[CentOS] Replacing Multiple Servers with One

Wed Mar 6 17:12:41 UTC 2013
Les Mikesell <lesmikesell at gmail.com>

On Wed, Mar 6, 2013 at 10:40 AM, Tim Evans <tkevans at tkevans.com> wrote:
> We are replacing four servers, running mail, web, ftp, and dns,
> respectively, with a single server to run all four services.
>
> The new server will have a new IP address.
>
> It seems fairly straightforward to redirect mail, web, and ftp services
> to the new server via DNS CNAMES,

SMTP mail needs to use MX records, not CNAMEs, and in fact the target
of the MX can't be a CNAME.    Pop/imap connections want an A record
or CNAME.    You can use multiple MX records and they don't all have
to work - smtp deliveries are supposed to try them all before failing
so that can be handy during transitions.

>but I'm not quite sure about how to do
> the change for the DNS service itself.

> Is there a need to maintain the old DNS server's IP address during a
> transition, or longer?

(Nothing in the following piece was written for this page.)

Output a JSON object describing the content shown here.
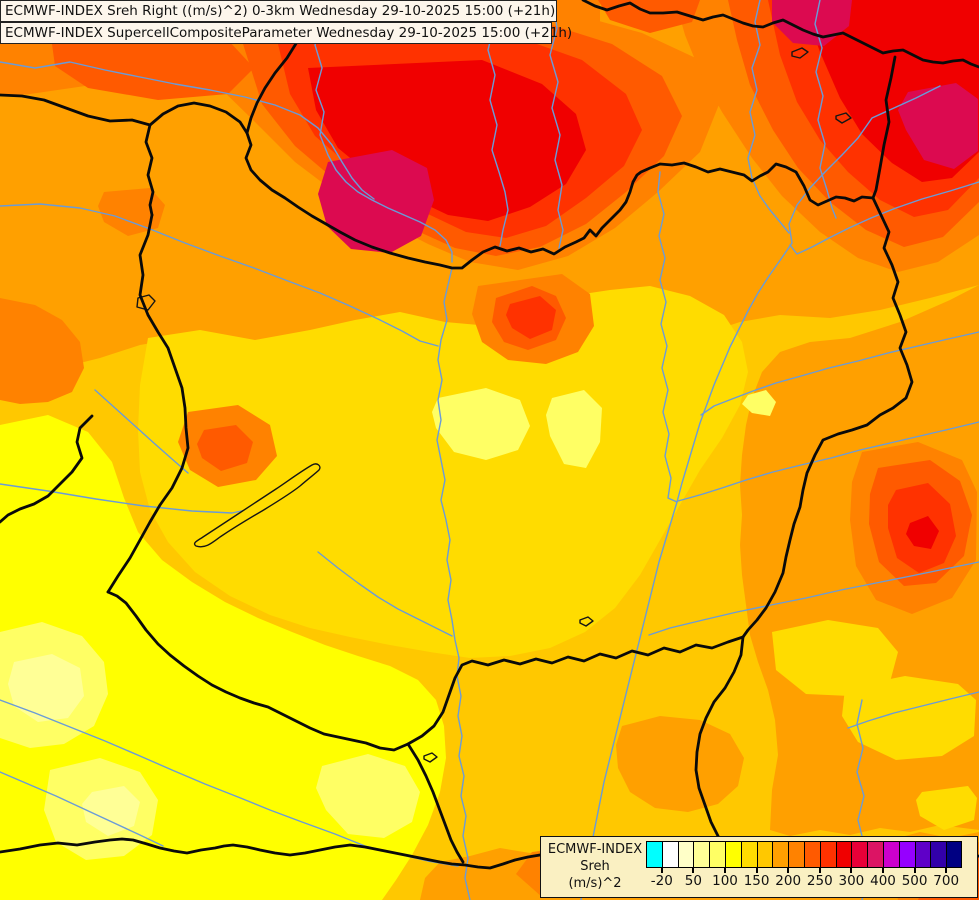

Via a virtual IP with the old DNS server's IP
> address on the new machine, perhaps? Or a second NIC with the old
> address? Or just have the router redirect incoming DNS requests?

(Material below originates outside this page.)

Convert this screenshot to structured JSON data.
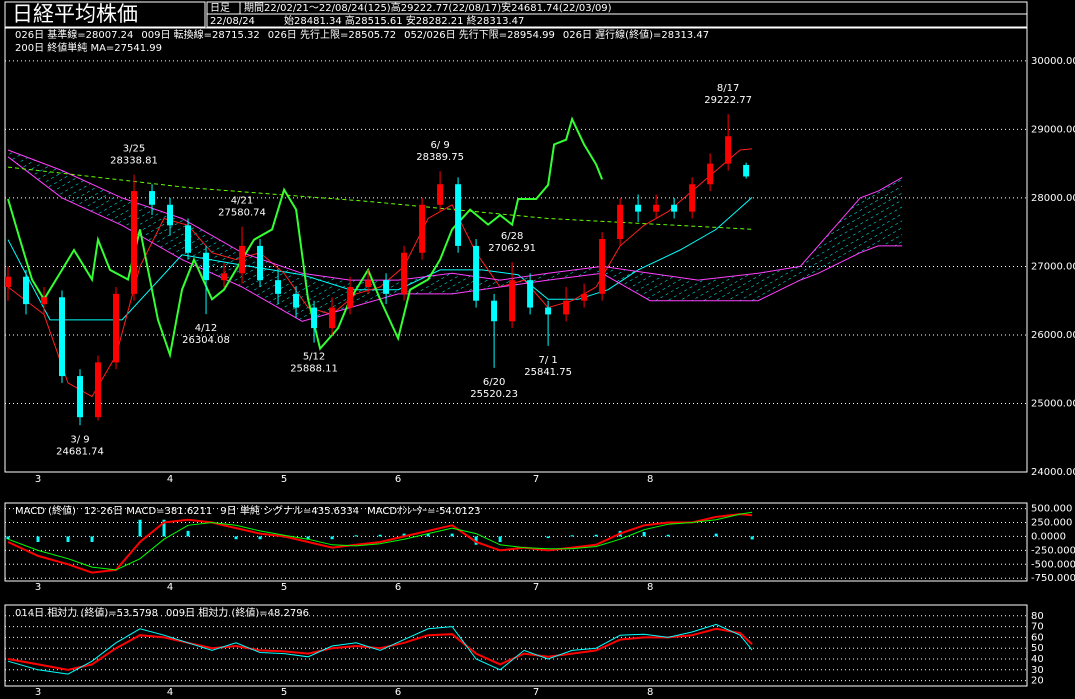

Is this a 'public' DNS server?  These must be registered (and there
should be at least 2 so you can move them and the registration one at
a time).  Or a local resolving server?   These have the IPs configured
into every client and/or will be handed out via DHCP.   Again, there
should be at least 2 but failures cause fairly long timeouts so
breakage is a bad thing.    Assuming these are all in the same subnet,
the simple fix is to use IP aliases to keep the old addresses on the
new server until you are sure that everything knows the new one.
More drastically, but sometimes easier, you could also convert the old
machines to VMs running on a single physical host which would let you
consolidate the hardware without many logical changes.